Ciò che rende Adolescence così toccante è la sua capacità di mettere al centro l’umanità dei suoi personaggi, senza mai cercare facili risposte. È una riflessione dolorosa e necessaria sulla fragilità dell’adolescenza, sul pregiudizio e sull’errore giudiziario. E proprio per questo, chi ne è rimasto colpito dovrebbe guardare Unbelievable, un’altra miniserie Netflix che affronta tematiche analoghe, con la stessa sensibilità e intensità.
Rilasciata nel 2019 e basata su fatti realmente accaduti, Unbelievable racconta la storia di Marie Adler, una giovane donna che denuncia uno stupro ma finisce col ritirare la sua accusa, travolta dal dubbio e dalla pressione di chi le sta attorno. Nessuno le crede. Né la polizia, né la sua famiglia, né gli adulti che avrebbero dovuto proteggerla. A distanza di tre anni, due detective — Karen Duvall e Grace Rasmussen, interpretate rispettivamente da Merritt Wever e Toni Collette — iniziano a indagare su casi simili in un altro stato. I pezzi cominciano a combaciare, e quello che inizialmente sembrava un episodio isolato si rivela parte di una rete di crimini ben più estesa.
Unbelievable non è solo un crime drama: è una denuncia, un racconto doloroso e necessario sulla fragilità del sistema e sull’importanza, troppo spesso sottovalutata, di credere alle vittime. La forza della serie sta nella sua capacità di non cedere mai al sensazionalismo: gli abusi non vengono mostrati in modo voyeuristico, ma raccontati dal punto di vista delle vittime, con rispetto e sensibilità. La regia si concentra sui volti, sui silenzi, sulle parole che non vengono dette. Ogni fotogramma parla di vergogna, paura, ma anche di resistenza e determinazione.

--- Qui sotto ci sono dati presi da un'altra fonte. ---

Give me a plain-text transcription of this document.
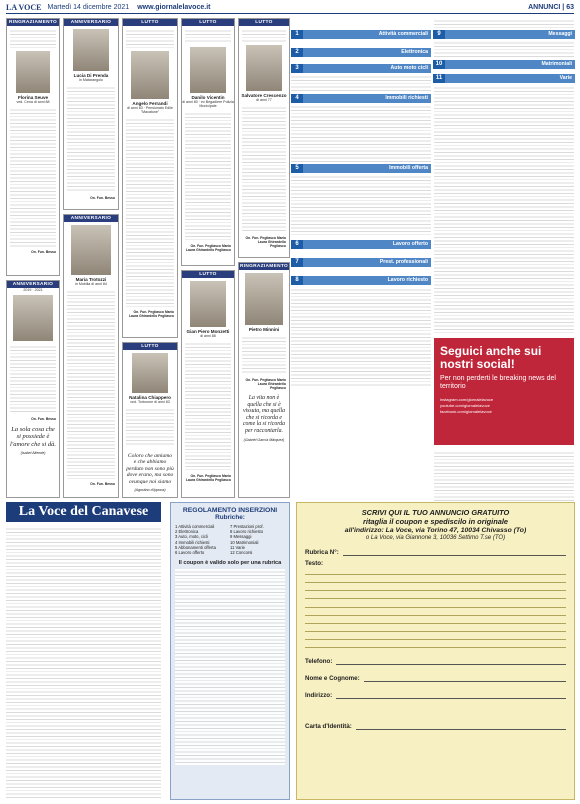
LA VOCE Martedì 14 dicembre 2021 www.giornalelavoce.it	ANNUNCI | 63
RINGRAZIAMENTO
Florina Seuve
ved. Cena di anni 88
On. Fun. Besso
ANNIVERSARIO
2019 · 2021
On. Fun. Besso
La sola cosa che si possiede è l'amore che si dà.
(Isabel Allende)
ANNIVERSARIO
Lucia Di Prenda
in Matarangolo
On. Fun. Besso
ANNIVERSARIO
Maria Trotozzi
in Mobilia di anni 84
On. Fun. Besso
LUTTO
Angelo Ferrandi
di anni 83 · Pensionato Edile "Macatone"
On. Fun. Pegliasco Mario Laura Ghirardello Pegliasco
LUTTO
Natalina Chiappero
ved. Tortorone di anni 83
Coloro che amiamo e che abbiamo perduto non sono più dove erano, ma sono ovunque noi siamo
(Agostino d'Ippona)
LUTTO
Danilo Vicentin
di anni 80 · ex Brigadiere Polizia Municipale
On. Fun. Pegliasco Mario Laura Ghirardello Pegliasco
LUTTO
Gian Piero Monzetti
di anni 88
On. Fun. Pegliasco Mario Laura Ghirardello Pegliasco
LUTTO
Salvatore Crescenzo
di anni 77
On. Fun. Pegliasco Mario Laura Ghirardello Pegliasco
RINGRAZIAMENTO
Pietro Minnini
On. Fun. Pegliasco Mario Laura Ghirardello Pegliasco
La vita non è quella che si è vissuta, ma quella che si ricorda e come la si ricorda per raccontarla.
(Gabriel García Márquez)
1	Attività commerciali
2	Elettronica
3	Auto moto cicli
4	Immobili richiesti
5	Immobili offerta
6	Lavoro offerto
7	Prest. professionali
8	Lavoro richiesto
9	Messaggi
10	Matrimoniali
11	Varie
Seguici anche sui nostri social!
Per non perderti le breaking news del territorio
instagram.com/giornalelavoce
youtube.com/giornalelavoce
facebook.com/giornalelavoce
La Voce del Canavese	REGOLAMENTO INSERZIONI
Rubriche:
1 Attività commerciali
2 Elettronica
3 Auto, moto, cicli
4 Immobili richiesti
5 Abbonamenti offerta
6 Lavoro offerto
7 Prestazioni prof.
8 Lavoro richiesto
9 Messaggi
10 Matrimoniali
11 Varie
12 Concorsi
Il coupon è valido solo per una rubrica
SCRIVI QUI IL TUO ANNUNCIO GRATUITO
ritaglia il coupon e spediscilo in originale
all'indirizzo: La Voce, via Torino 47, 10034 Chivasso (To)
o La Voce, via Giannone 3, 10036 Settimo T.se (TO)
Rubrica N°:
Testo:
Telefono:
Nome e Cognome:
Indirizzo:
Carta d'Identità:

Kaitlyn Dever, che interpreta Marie, è straordinaria: la sua performance è toccante e misurata, capace di rendere palpabile il senso di isolamento e ingiustizia che il suo personaggio vive. A sostenerla ci sono due attrici del calibro di Wever e Collette, che danno vita a una coppia investigativa fuori dagli schemi: umane, empatiche, competenti. Le loro differenze di carattere – una più introversa e paziente, l’altra più diretta e disillusa – arricchiscono la narrazione, mostrando due modi diversi ma complementari di fare giustizia.